Enhanced Magnetic and Electric Fields via Fano Resonances in Metasurfaces of Circular Clusters of Plasmonic Nanoparticles

We investigate for the first time the capacity of a two-dimensional periodic array (a metasurface) of circular nanoclusters (CNCs) of plasmonic nanoparticles to support magnetic Fano resonances. These resonances are characterized by narrow angular and/or spectral features in the reflection/transmission/absorption coefficients associated with a circular disposition of nanoparticles' dipole moments (forming a current loop) under oblique TE-polarized plane wave incidence illumination. We find that these narrow resonant features are either array-induced or single-CNC-induced, as shown by using a theoretical analysis based on the single dipole approximation and full-wave simulations, leading to enhanced magnetic and electric fields.
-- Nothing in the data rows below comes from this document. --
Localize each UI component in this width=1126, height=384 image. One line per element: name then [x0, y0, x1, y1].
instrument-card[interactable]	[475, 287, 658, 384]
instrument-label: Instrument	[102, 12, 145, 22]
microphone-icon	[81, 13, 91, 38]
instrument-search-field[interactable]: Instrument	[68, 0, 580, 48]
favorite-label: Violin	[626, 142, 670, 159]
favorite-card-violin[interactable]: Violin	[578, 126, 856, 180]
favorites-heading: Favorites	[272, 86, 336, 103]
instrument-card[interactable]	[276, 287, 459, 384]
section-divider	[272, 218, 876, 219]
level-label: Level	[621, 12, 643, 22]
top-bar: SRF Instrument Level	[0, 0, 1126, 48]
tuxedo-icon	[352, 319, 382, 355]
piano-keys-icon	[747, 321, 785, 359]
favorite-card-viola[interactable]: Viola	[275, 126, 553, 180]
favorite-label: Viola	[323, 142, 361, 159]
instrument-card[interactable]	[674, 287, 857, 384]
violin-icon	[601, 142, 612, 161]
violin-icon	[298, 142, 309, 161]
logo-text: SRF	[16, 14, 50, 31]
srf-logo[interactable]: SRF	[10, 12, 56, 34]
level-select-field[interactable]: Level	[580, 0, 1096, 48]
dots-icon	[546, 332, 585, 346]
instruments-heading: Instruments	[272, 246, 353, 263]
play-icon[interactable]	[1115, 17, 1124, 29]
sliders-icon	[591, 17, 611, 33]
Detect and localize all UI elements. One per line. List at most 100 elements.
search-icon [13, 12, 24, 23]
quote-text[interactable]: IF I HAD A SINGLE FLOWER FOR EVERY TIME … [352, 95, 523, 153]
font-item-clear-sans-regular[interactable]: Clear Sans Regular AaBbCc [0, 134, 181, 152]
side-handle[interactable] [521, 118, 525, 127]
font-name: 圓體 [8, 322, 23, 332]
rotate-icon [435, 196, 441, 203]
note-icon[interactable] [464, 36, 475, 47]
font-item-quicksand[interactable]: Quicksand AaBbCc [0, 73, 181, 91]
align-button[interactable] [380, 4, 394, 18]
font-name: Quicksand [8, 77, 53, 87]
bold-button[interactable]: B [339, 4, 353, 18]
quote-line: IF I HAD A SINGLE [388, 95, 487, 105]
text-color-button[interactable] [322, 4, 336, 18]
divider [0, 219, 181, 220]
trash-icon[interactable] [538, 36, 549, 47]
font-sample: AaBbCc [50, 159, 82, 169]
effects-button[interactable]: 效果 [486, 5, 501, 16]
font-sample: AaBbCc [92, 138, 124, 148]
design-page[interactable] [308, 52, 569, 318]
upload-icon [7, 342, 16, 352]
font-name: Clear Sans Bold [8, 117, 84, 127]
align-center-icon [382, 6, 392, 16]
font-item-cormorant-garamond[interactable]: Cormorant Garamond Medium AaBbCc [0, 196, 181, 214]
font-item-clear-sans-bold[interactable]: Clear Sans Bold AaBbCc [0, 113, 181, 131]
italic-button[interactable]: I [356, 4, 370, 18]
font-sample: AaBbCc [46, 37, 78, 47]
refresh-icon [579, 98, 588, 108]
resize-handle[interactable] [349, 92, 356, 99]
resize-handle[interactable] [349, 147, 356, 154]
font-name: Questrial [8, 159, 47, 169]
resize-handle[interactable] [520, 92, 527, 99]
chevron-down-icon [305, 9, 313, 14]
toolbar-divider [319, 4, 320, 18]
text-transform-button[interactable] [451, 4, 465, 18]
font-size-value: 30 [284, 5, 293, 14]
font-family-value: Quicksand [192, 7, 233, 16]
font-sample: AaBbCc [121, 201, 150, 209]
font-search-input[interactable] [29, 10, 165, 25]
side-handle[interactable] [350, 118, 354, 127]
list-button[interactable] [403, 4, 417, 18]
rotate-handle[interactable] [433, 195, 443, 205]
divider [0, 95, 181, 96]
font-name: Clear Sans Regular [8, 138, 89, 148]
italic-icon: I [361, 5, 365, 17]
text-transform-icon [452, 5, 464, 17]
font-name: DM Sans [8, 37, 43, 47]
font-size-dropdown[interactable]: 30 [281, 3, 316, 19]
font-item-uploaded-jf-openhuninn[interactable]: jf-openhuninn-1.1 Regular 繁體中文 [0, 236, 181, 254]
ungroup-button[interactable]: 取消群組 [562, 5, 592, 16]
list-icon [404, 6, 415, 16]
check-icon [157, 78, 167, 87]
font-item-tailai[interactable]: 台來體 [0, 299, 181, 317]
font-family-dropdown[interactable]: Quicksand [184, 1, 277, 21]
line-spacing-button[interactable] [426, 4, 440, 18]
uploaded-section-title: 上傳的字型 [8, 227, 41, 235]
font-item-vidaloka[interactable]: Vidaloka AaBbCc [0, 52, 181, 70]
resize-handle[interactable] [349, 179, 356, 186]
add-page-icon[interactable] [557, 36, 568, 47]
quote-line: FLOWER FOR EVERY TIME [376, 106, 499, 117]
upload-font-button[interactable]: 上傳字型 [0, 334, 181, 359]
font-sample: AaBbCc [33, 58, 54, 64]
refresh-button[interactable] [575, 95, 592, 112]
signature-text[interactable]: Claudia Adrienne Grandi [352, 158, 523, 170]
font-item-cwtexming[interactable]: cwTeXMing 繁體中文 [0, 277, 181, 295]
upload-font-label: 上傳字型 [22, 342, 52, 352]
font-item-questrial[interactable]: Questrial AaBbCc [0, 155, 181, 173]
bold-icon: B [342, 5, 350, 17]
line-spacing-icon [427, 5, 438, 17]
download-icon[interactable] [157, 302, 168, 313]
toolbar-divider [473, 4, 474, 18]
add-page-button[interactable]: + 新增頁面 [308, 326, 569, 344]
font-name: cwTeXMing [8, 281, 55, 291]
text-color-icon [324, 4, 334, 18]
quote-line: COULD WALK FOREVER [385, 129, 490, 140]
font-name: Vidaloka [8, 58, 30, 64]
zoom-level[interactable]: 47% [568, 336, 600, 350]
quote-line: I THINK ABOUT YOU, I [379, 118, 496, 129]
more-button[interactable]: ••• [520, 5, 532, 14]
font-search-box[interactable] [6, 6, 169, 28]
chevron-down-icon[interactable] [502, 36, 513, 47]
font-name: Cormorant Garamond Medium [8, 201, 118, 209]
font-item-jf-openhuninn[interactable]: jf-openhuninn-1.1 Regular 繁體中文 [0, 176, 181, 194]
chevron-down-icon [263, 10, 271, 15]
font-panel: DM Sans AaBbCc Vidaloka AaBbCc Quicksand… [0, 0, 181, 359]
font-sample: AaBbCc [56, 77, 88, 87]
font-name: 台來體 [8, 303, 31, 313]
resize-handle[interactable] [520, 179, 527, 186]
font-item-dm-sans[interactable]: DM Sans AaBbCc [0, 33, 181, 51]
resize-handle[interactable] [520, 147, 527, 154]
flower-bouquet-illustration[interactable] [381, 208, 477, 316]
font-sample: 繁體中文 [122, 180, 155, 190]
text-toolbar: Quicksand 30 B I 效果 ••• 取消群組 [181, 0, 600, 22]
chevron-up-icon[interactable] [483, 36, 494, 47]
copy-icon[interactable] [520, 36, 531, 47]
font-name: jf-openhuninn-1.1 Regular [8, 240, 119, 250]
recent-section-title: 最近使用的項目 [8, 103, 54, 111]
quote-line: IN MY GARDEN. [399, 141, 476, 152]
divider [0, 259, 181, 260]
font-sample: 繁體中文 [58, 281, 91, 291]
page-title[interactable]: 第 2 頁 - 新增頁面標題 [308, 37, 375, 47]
In particular, array-induced resonances are narrower than single-CNC-induced ones and also provide even larger field enhancements, in particular generating a magnetic field enhancement of about 10-fold and an electric field enhancement of about 40-fold for a representative metasurface. We suggest that the novel results pertaining to metasurfaces made of CNCs shown here may be used for the development of sensors based on enhanced magnetic fields and for the enhancement of magnetic nonlinearities. (Chemical Equation Presented).